Hey, I can dream, right?
“We should have told him we were military, too,” Dax said.
“Because we look like military people,” I said. Tony could apparently pass as a hardened commander of some force or another. But then again, Tony could probably talk his way out of or into pretty much anything he wanted. Which was why he was hanging out with Commander Keller, pretending to be very, very important, while Dax and I were sitting in the brig with two would-be outlaws and a potentially depressed zombie.
The zombie in question reached down, his gnarled fingers stretching toward something on the tattered jeans that encased his legs. I couldn’t quite figure out when he had died; he reeked, and clumps of his pasty skin had begun to sag off, but not quite as much as the usual free-roaming ghoul.
He shifted around, and the stench wafted over us anew. No, it wasn’t as bad as what we’d encounter outside, but holy shit he was overpowering.
“This must be the new psychological warfare,” Vijay said. “Put people in with a zombie to remind them of what will happen to them if they don’t do what you want.”
Gloria pushed herself to the opposite end of our cell, as far away from Horace as she could get. “You’ll turn into one? Or you’ll get fed to one?”
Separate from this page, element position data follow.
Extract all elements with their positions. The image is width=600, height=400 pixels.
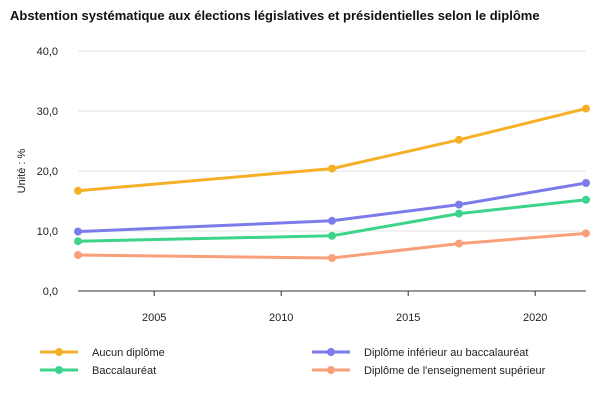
legend-label: Diplôme de l'enseignement supérieur — [364, 365, 546, 377]
legend-label: Diplôme inférieur au baccalauréat — [364, 347, 528, 359]
data-point — [455, 200, 463, 209]
data-point — [328, 231, 336, 240]
data-point — [455, 209, 463, 218]
axis-layer: 0,0 10,0 20,0 30,0 40,0 2005 2010 2015 2020 Unité… — [16, 46, 547, 324]
y-tick-label: 20,0 — [37, 166, 58, 178]
x-tick-label: 2010 — [269, 312, 293, 324]
legend-label: Aucun diplôme — [92, 347, 165, 359]
series-line-2 — [76, 181, 588, 234]
series-line-3 — [76, 198, 588, 243]
legend-label: Baccalauréat — [92, 365, 156, 377]
y-tick-label: 10,0 — [37, 226, 58, 238]
series-line-4 — [76, 231, 588, 260]
data-point — [328, 164, 336, 173]
x-tick-label: 2015 — [396, 312, 420, 324]
data-point — [74, 237, 82, 246]
y-tick-label: 30,0 — [37, 106, 58, 118]
data-point — [74, 186, 82, 195]
chart-title: Abstention systématique aux élections lé… — [10, 8, 540, 23]
data-point — [582, 195, 590, 204]
data-point — [582, 229, 590, 238]
data-point — [328, 216, 336, 225]
x-tick-label: 2005 — [142, 312, 166, 324]
x-tick-label: 2020 — [523, 312, 547, 324]
legend-marker — [55, 348, 63, 356]
series-line-1 — [76, 107, 588, 193]
y-tick-label: 40,0 — [37, 46, 58, 58]
data-point — [455, 239, 463, 248]
data-point — [582, 179, 590, 187]
legend-marker — [327, 366, 335, 374]
data-point — [455, 135, 463, 144]
y-tick-label: 0,0 — [43, 286, 58, 298]
data-point — [74, 251, 82, 259]
data-point — [582, 104, 590, 113]
data-point — [74, 227, 82, 236]
y-axis-title: Unité : % — [16, 148, 28, 193]
legend-marker — [55, 366, 63, 374]
legend: Aucun diplôme Diplôme inférieur au baccal… — [40, 347, 546, 377]
data-point — [328, 254, 336, 262]
legend-marker — [327, 348, 335, 356]
series-layer — [74, 104, 590, 262]
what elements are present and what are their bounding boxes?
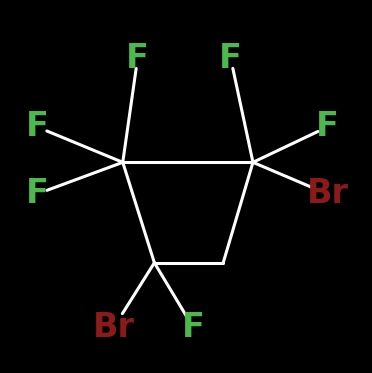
- Text: F: F: [26, 178, 49, 210]
- Text: Br: Br: [307, 178, 348, 210]
- Text: F: F: [316, 110, 339, 144]
- Text: F: F: [219, 42, 242, 75]
- Text: F: F: [126, 42, 149, 75]
- Text: F: F: [26, 110, 49, 144]
- Text: F: F: [182, 311, 205, 344]
- Text: Br: Br: [93, 311, 134, 344]
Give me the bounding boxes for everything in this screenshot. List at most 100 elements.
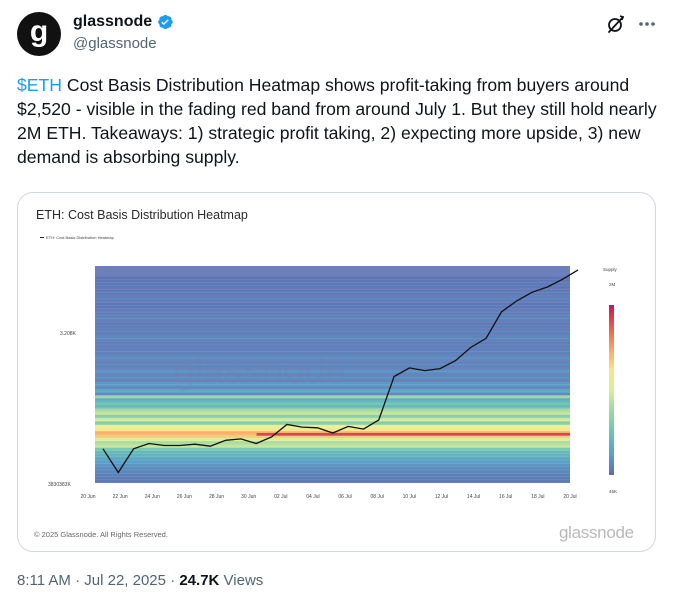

“Or you’ll smell like one,” Dax suggested.
We all considered the zombie. He bent awkwardly, fingers stretching toward the Spam.
I had seen this once before, months ago, while sneaking around a house in the suburbs. A revenant trapped in the floor had realized she wasn’t about to reach us, and had simply stopped trying, opting to sulk instead. I wasn’t sure whether that suggested some sort of intelligence some possessed that we hadn’t yet figured out, or if they were just learning to conserve their energy.
The door to the brig flew open, and several heavily armed guards marched in. Our previously resigned undead cellmate began flinging himself against the bars in renewed frenzy, his hands stretching uselessly for the big men. Dax and I edged to the other end of our cell, just in case he managed to wedge himself through. Not that it seemed likely, but you know, after an apocalypse you can never count on what kind of luck you’re going to get.